Learn about Apache Kafka

In this my blog article, it is going to present you on Apache Kafka. The content of the system like need of the messaging system, What is the Kafka?, Kafka features, Kafka components and Kafka installation.

Need of the messaging system:

Data pipelines: Communication is required between different systems in the real time scenario, which is done by using data pipelines. For an example let’s consider that chat server needs to communicate with Database server for storing messages.

Data Pipeline

In the organizations, they have lot of servers like, database server, email servers and FTP servers like so on. According to the highest needs of the company, they have lot of nodes or applications to access the database. Suppose that, Front-end, Hadoop, Database slave and chat server need to access the database server.

Simple pipeline

In here it has multiple pipelines to the database server to achieve the communication with Database server by the other nodes. With increase of the nodes, it increases the number of pipelines also.

As well as organizations have lot of servers in the back-end environment also. Suppose that there is another extra security service server also. Then all applications need to communication with security service server also. Now infrastructure of the system is going to high rather than previous one.

Complex pipeline

Complex data pipelines:

Complex pipeline- image 02

Time to time, the architecture of the server side is being complexing. Now system is more complicated. Adding a new server to the system is very hard and very complex. Efficiency and reliability of the pipelines are going down. Other than that, adding or dropping a pipeline from the system is very complex.

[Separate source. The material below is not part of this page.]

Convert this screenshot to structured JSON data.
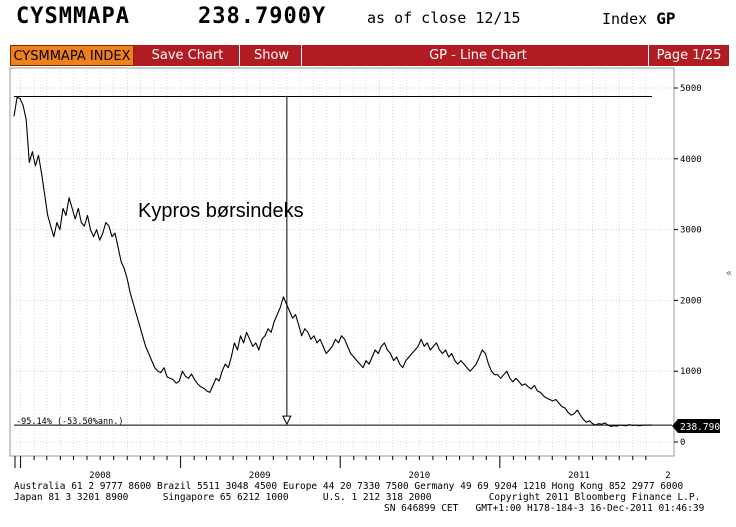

Solution: Solution to the problem is to introduce a messaging system between the applications and servers. Messaging system helps to manage the complexity of pipelines. In here communication mechanism is simple and manageable. By using messaging system, it is easy to establish remote connection and reduce the complexity of the system. It is easy to send data via a cross network. Different systems use different languages and different platforms. But in this messaging system, it provides a common architecture and common platform to messaging without any dependency on language or platforms. It establishes asynchronous messaging communication and sender does not need to wait until process the message by receiver. The solution provides a better platform to enhance the reliable communication here.

How Kafka solve the problem:

Usage of Kafka

By using Kafka, decouples the data pipeline.

All applications are consuming data from Kafka. Other servers produce the data to the Kafka. Here it is very easy to add or drop any application or server to the system. Suppose that I have added a new application to the system, then it needs to subscribe categories according to the respective server needed.

What is Apache Kafka?

Apache Kafka is a distributed publish-subscribe messaging system
It was originally developed by LinkedIn and later it became a part of Apache project.
Kafka is fast, scalable, durable, fault – tolerance and distributed by design.

Kafka with LinkedIn

Kafka in LinkedIn

Kafka Growth Expanding

More than 1/3 of all Fortune 500 companies use Kafka
Linkedln, Microsoft and Netflix process billing of messages a day with Kafka(1,000,000,000,000)
Kafka is used for real-time streams of data and usage to collect big data for real time analysis.

Kafka Terminology

Topic: A topic is a category or feed name to which records are published

Producers: A producer can be any application who can publish messages to a topic

Broker: Kafka cluster is a set of servers, each of which is called a broker.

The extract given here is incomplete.